Ce sera l’un des grands enjeux de la législature à venir: afin d’enrayer l’étalement urbain, les communes wallonnes doivent identifier leurs zones privilégiées pour l’accueil de nouveaux logements. Le compte à rebours a commencé, avant même les élections communales 2024.
En août dernier, à quelques mois donc des élections communales 2024, la Wallonie adoptait son Schéma de développement du territoire (SDT), une stratégie à long terme dont l’objectif principal est de stopper l’artificialisation nette des sols d’ici à 2050. A chaque fois que l’on construit un nouveau bâtiment sur un sol nu, ce sont en effet autant de mètres carrés qui se voient soustraits aux terres agricoles, forestières ou naturelles. Si l’ampleur de l’artificialisation diminue depuis la fin des années 2000, elle progresse tout de même encore d’environ 11,5 km² par an, au gré des logements, routes, commerces ou zonings qui continuent à voir le jour. Atteindre une artificialisation nette nulle en 2050 ne signifie pas qu’il ne sera plus possible de bâtir sur un terrain vierge après cette échéance. Mais qu’en contrepartie, la région concernée devra «désartificialiser» une surface équivalente à ce qui est bâti. Ce qu’elle prélève à la nature ou à l’agriculture d’une part, elle devra leur rendre d’autre part.

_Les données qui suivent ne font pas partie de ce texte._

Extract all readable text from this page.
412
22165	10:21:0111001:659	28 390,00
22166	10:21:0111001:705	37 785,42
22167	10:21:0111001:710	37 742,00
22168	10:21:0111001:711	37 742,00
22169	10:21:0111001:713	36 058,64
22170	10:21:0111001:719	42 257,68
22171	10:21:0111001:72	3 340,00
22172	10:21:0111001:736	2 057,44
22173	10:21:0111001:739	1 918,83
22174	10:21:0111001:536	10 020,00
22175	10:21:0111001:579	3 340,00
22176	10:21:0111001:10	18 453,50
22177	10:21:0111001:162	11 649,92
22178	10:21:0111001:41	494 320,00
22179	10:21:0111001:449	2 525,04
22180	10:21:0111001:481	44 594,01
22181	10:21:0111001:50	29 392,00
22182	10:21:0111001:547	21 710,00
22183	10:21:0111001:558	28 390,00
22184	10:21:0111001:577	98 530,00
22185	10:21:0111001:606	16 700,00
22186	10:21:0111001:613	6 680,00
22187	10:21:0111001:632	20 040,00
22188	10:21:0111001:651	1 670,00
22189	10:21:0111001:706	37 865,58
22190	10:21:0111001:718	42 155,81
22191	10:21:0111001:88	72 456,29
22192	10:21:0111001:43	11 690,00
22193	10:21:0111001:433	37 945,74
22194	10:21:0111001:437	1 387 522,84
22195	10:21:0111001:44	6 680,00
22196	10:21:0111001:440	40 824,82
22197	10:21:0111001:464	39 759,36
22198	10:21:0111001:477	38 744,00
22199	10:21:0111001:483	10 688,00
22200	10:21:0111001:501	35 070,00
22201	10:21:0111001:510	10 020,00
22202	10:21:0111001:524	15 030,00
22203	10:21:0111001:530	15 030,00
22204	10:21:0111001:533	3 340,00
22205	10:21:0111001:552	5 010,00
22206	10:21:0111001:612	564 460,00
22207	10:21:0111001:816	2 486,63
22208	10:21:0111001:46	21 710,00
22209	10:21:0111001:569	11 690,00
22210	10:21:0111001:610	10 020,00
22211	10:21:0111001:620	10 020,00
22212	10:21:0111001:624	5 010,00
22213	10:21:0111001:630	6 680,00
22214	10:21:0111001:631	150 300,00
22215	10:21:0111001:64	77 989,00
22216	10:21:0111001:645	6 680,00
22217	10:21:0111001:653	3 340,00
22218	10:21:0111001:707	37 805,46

Les temps ont bien changé depuis l’émergence des plans de secteurs wallons, entre les années 1960 et 1980. «Les zones d’habitat ont été définies sur la base des perspectives démographiques de l’époque, anticipant une population de six millions de Wallons», retrace Yves Hanin, professeur à l’UCLouvain et directeur du Centre de recherches et d’études pour l’action territoriale (Creat). Dans les faits, il n’en fut rien, puisque le sud du pays compte à ce jour quelque 3,7 millions d’habitants. De même, les projections pour les années à venir ont récemment été revues à la baisse, vu la réduction persistante de la natalité –bien que compensée partiellement par les flux migratoires. Bref, beaucoup de communes wallonnes comptent bien trop de zones d’habitat au regard des besoins actuels et futurs.
Où construire en priorité? Un débat majeur après les élections communales 2024
Tant mieux? Le problème, c’est que l’abondance de terrains affectés à cette fin a généré un effet pervers: elle a largement favorisé l’étalement urbain, qui s’est notamment traduit par la construction de logements toujours plus éloignés des centres urbains et villageois. «Ce phénomène accroit les dépenses liées aux services à domicile (collecte d’immondices, soins de santé, livraisons…) et à la maintenance des réseaux de transport, d’énergie, d’assainissement des eaux, etc, explique le SDT. Il multiplie et allonge les déplacements individuels et leurs émissions de gaz à effet de serre et accroît la part du budget des ménages consacrée à la mobilité. Il participe à la perte de vitalité des centres et crée des espaces où le principal moyen de déplacement efficace est la coûteuse voiture individuelle.»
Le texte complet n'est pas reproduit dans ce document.